My sister is financially savvy to take classes at FRCC instead of at nearby CU. The former costs $112.75 per credit hour, while the latter would run her $268.53. Over two years, and 60 credit-hours of classes, my sister would pay $6,765 if she went to a community college and lived with my parents. CU requires that freshmen live on campus except in extenuating circumstances. That’s an extra $11,730 on top of the higher tuition rates, which means the first two years for an average student at CU will cost $27,841.8. So an equivalent two-year education at CU would cost my sister over $20,000 more than at the local community college.
Clearly my sister is smart to go to FRCC and save a big pile of cash. However, I bunked in the dorms and racked up a pretty big bill, but I don’t regret doing so. In my case, the social benefits of living on campus outweighed the financial cost I incurred. I’m still paying those loans, but that’s worth the friends I made during that time. Of course, my sister will likely meet plenty of people in her classes. But the social life of the community college is much different than the four-year university student, for my own experience.
In high school, I took a math class at FRCC, and nobody seemed to make friends during the class. I never heard anyone getting together to do homework together, or just to hang out. Most students would drive to class from work, and head home right after. No one loitered and chatted like you can when you live on campus. I believe this is because the community college population is different from CU’s in one important aspect: most of them have jobs already, and take classes to further that career or get into something else. In a four-year university, the students aren’t immediately concerned with getting a good job. They wait until the end of their college career, and spend time building their social contacts (to put it euphemistically!)

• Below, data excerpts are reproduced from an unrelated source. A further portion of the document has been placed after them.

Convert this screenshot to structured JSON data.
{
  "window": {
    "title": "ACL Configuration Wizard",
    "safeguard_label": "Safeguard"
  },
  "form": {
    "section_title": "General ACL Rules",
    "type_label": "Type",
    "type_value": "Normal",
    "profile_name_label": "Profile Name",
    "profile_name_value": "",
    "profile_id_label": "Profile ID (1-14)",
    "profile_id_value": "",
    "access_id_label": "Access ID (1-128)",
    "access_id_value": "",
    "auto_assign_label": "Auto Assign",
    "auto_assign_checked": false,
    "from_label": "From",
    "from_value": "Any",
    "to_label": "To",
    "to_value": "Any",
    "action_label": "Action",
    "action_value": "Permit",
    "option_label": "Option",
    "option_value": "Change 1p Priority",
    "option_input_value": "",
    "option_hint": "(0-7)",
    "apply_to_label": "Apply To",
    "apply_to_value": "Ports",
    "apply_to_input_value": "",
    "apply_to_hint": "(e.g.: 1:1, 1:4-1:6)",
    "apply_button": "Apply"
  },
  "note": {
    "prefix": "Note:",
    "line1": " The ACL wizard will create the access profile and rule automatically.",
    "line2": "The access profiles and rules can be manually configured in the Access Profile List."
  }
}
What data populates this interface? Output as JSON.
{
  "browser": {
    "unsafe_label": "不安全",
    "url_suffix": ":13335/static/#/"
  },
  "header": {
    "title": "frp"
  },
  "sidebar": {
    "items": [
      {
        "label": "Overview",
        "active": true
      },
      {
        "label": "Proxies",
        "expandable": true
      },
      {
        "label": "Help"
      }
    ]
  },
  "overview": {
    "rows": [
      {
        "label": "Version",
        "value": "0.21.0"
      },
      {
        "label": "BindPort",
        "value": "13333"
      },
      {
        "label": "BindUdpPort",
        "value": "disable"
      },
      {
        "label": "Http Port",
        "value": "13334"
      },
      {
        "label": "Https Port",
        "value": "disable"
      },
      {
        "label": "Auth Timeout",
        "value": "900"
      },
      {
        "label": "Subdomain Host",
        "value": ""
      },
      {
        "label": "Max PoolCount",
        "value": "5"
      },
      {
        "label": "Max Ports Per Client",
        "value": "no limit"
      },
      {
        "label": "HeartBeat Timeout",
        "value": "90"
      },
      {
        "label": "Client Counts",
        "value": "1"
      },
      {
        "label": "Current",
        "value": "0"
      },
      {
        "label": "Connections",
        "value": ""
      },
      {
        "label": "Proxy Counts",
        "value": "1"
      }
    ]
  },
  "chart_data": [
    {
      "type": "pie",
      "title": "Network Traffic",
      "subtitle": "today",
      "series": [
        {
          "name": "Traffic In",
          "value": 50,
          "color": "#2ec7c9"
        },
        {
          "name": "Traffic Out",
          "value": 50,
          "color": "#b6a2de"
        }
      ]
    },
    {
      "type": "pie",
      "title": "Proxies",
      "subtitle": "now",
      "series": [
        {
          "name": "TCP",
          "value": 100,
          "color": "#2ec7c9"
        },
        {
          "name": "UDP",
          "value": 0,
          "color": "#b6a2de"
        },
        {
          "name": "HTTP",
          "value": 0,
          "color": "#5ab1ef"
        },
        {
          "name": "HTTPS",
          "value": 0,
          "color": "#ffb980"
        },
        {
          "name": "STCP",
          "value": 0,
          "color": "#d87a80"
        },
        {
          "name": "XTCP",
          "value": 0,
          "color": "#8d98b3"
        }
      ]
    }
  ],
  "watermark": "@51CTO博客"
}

But most importantly, the first two years I spent at CU were a time of drastic social change. I lost contact with almost all of my high school friends, but that wasn’t a big deal because everyone else around me was in the same situation. Now that I am moving closer to a career, I’ve noticed how important this period of social renewal was for me. Adults are rarely put into a situation where no one knows anyone else, and everyone has to make friends all over again. We usually join a workplace with established social cliques, if there are any in the first place. I might sound too wistful when I say this, but I find that most people aren’t “hiring new friends” now. The groups we built at the beginning of college have solidified – and I worry that my sister will arrive at a four-year school too late to be assimilated.
I may be worrying unnecessarily about my younger sister, and projecting my own experience onto her. For all I know, she’ll fit right in at whichever four-year college she ends up going to. In that case, I don’t see a downside to her plan. She’ll save money, and still have a great social network. But if anyone wants to start “fresh” after high school, I heartily recommend starting with the four-year school and living on campus.